Yeni başkanın bu noktadan sonra nasıl hareket ettiğine de bağlı olarak, bu tarz beklentiler 10 yıl vadeli ABD tahvillerinin faizini halihazırda yüzde 2.14'e taşıyan faiz piyasasının yeniden fiyatlanmasında tek yönlendirici unsur olmayabilir. İkinci bir unsur, Trump'ın bazı ekonomik danışmanlarının merkez bankasının teşvik programının etkinliğini sorgulayan ve bu tarz önlemlerin suni ekonomi yarattığı şeklindeki endişelerini dile getirdiği seçim sonrası açıklamalarıyla ilgili olmalı. Bu açıklamaların öncesinde ise, Fed'in bağımsızlığına ve liderlik etme becerisine ilişkin kampanya sırasındaki şikayetler vardı.

Böyle sinyallerin önümüzdeki haftalarda -kesin olmamakla birlikte- daha sık hale gelmesi durumunda, faiz artırımı sürecine ilişkin resmi ve piyasa beklentilerinin seyri başka bir yöne gider. Fed'in operasyonel özerkliğine ilişkin piyasa endişeleri artırmak büyük bir ihtimalle yüksek tahvil faizlerine ve zayıf hisse senetlerine neden olacak, ve sonuçta ekonomik büyümeyi riske atacaktır.

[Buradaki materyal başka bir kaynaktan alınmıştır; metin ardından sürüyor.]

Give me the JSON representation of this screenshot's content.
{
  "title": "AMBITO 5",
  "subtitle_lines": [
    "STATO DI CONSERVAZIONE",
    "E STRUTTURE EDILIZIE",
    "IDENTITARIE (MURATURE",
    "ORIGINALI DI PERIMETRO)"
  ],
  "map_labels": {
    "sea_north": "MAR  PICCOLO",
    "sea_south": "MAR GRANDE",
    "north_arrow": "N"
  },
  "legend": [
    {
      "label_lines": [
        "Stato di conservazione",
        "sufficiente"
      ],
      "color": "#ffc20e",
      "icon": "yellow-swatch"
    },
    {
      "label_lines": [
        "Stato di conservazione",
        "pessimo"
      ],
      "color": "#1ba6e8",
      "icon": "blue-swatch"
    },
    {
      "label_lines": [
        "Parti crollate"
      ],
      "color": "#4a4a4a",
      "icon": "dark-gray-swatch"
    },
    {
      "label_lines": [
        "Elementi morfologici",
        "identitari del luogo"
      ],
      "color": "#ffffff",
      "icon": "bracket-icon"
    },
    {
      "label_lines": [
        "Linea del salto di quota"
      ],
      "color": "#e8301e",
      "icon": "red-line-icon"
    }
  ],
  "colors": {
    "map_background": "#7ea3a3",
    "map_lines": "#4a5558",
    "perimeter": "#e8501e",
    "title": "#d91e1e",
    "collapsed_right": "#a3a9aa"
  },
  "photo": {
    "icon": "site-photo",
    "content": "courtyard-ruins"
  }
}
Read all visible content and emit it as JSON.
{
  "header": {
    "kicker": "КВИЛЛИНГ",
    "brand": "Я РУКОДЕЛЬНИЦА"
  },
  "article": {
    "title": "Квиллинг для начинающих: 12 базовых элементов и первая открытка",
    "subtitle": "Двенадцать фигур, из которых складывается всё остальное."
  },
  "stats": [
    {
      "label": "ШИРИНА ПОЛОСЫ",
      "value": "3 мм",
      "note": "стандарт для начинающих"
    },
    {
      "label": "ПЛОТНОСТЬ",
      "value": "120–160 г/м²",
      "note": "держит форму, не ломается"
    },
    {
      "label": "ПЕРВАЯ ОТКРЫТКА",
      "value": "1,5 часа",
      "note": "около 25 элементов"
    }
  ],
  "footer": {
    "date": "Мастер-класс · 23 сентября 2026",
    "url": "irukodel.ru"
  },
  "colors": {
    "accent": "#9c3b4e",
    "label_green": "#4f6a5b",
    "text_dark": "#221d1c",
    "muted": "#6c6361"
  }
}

Trump'ın Beyaz Saray'a yükselişi, deprem etkisi yaratan siyasi bir değişimden fazlasını ifade ediyor. Daha şimdiden piyasalarda kayda değer bir harekete neden oldu ve ekonomik beklentileri etkiliyor. Eğer ekonomik gündeminin olumlu kısımlarına vurgu yapmaya devam eder, stagflasyon riski oluşturan hamlelerden uzak durursa, yönetiminin faiz sürecine ilişkin Fed ve piyasa beklentilerini istikrarlı bir şekilde birbirine yaklaştırma, güçlü ekonomik büyümeyi ve finansal istikrarı sağlama potansiyeli bulunuyor.